The 84th Annual Meeting of the American Association of Physical Anthropologists (2015)


A test of bone remodeling as a response to incurred loads

MICHELLE S. M. DRAPEAU1, ÉMELINE RAGUIN1, RICHARD LAZENBY2 and MARGARET A. STREETER3.

1Département d'anthropologie, Université de Montréal, 2Department of Anthropology, University of Northern British Columbia, 3Department of Anthropology, Boise State University

March 27, 2015 , Archview Ballroom Add to calendar

Bone remodeling has been proposed as a mechanism to repair microdamage and, as a consequence, it is expected to be higher in bones that incur larger or more loading events.

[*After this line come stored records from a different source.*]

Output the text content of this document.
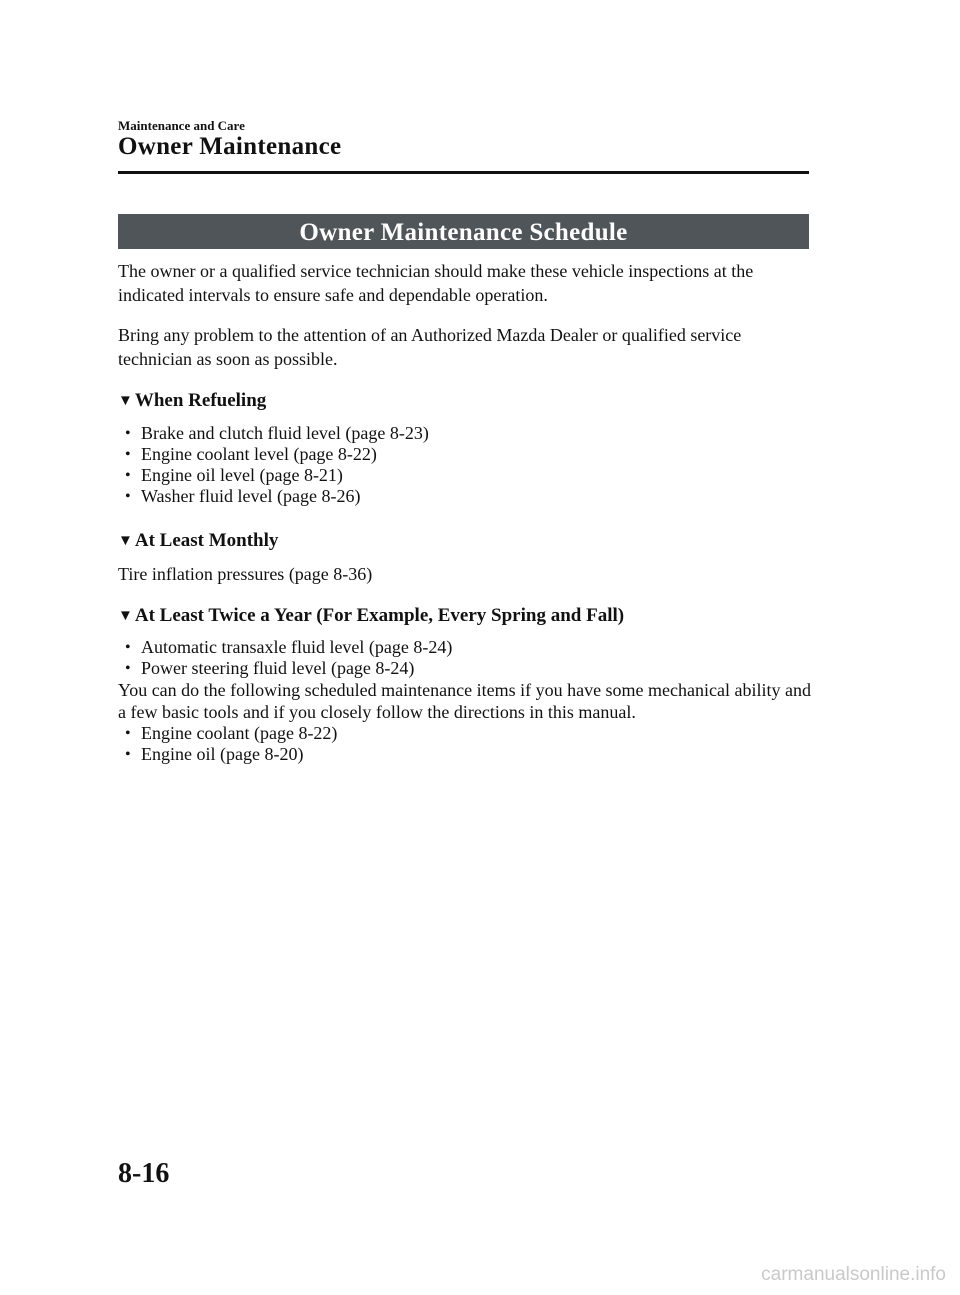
Maintenance and Care
Owner Maintenance
Owner Maintenance Schedule

The owner or a qualified service technician should make these vehicle inspections at the indicated intervals to ensure safe and dependable operation.

Bring any problem to the attention of an Authorized Mazda Dealer or qualified service technician as soon as possible.

▼ When Refueling

• Brake and clutch fluid level (page 8-23)
• Engine coolant level (page 8-22)
• Engine oil level (page 8-21)
• Washer fluid level (page 8-26)

▼ At Least Monthly

Tire inflation pressures (page 8-36)

▼ At Least Twice a Year (For Example, Every Spring and Fall)

• Automatic transaxle fluid level (page 8-24)
• Power steering fluid level (page 8-24)

You can do the following scheduled maintenance items if you have some mechanical ability and a few basic tools and if you closely follow the directions in this manual.

• Engine coolant (page 8-22)
• Engine oil (page 8-20)
8-16
carmanualsonline.info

Handedness in humans, in which one upper limb is favored relative to the other, is a natural experiment of different loading environment while controlling for all other factors that can influence remodeling (age, diet, sex, etc.). In this study, we test for correlations between the asymmetry of bone cross-sectional geometry and bone remodeling in the human second metacarpal (MC2). We use right and left cross sections from two archaeological samples (Eurocanadians = 59, Inuit = 23, total=82) and measured total and cortical areas, second moment areas (Imin, Imax, Iml, Iap) and polar moment of inertia (J). Osteon population density (OPD) was measured on the medial, anterior, lateral and posterior quadrants. We expected that larger cross sections would be characterized by greater remodeling. However, we found that right-left % differences of all macroscopic variables were negatively correlated with OPD. Closer inspection of the sample revealed that the correlation was observed only on the medial quadrant and only for the Inuit subset of our sample. The Inuit MC2s are characterized by relatively thin cortex, particularly on the medial side. We conclude that remodeling does not directly reflect external loading history, but may, instead, be differentially needed only in areas that are relatively weaker or in areas that are highly strained due to the proximity of muscle insertions.

This study was funded in part by NSERC and UNBC Seed grant (to RAL) and by FQRSC and CFI (to MSMD).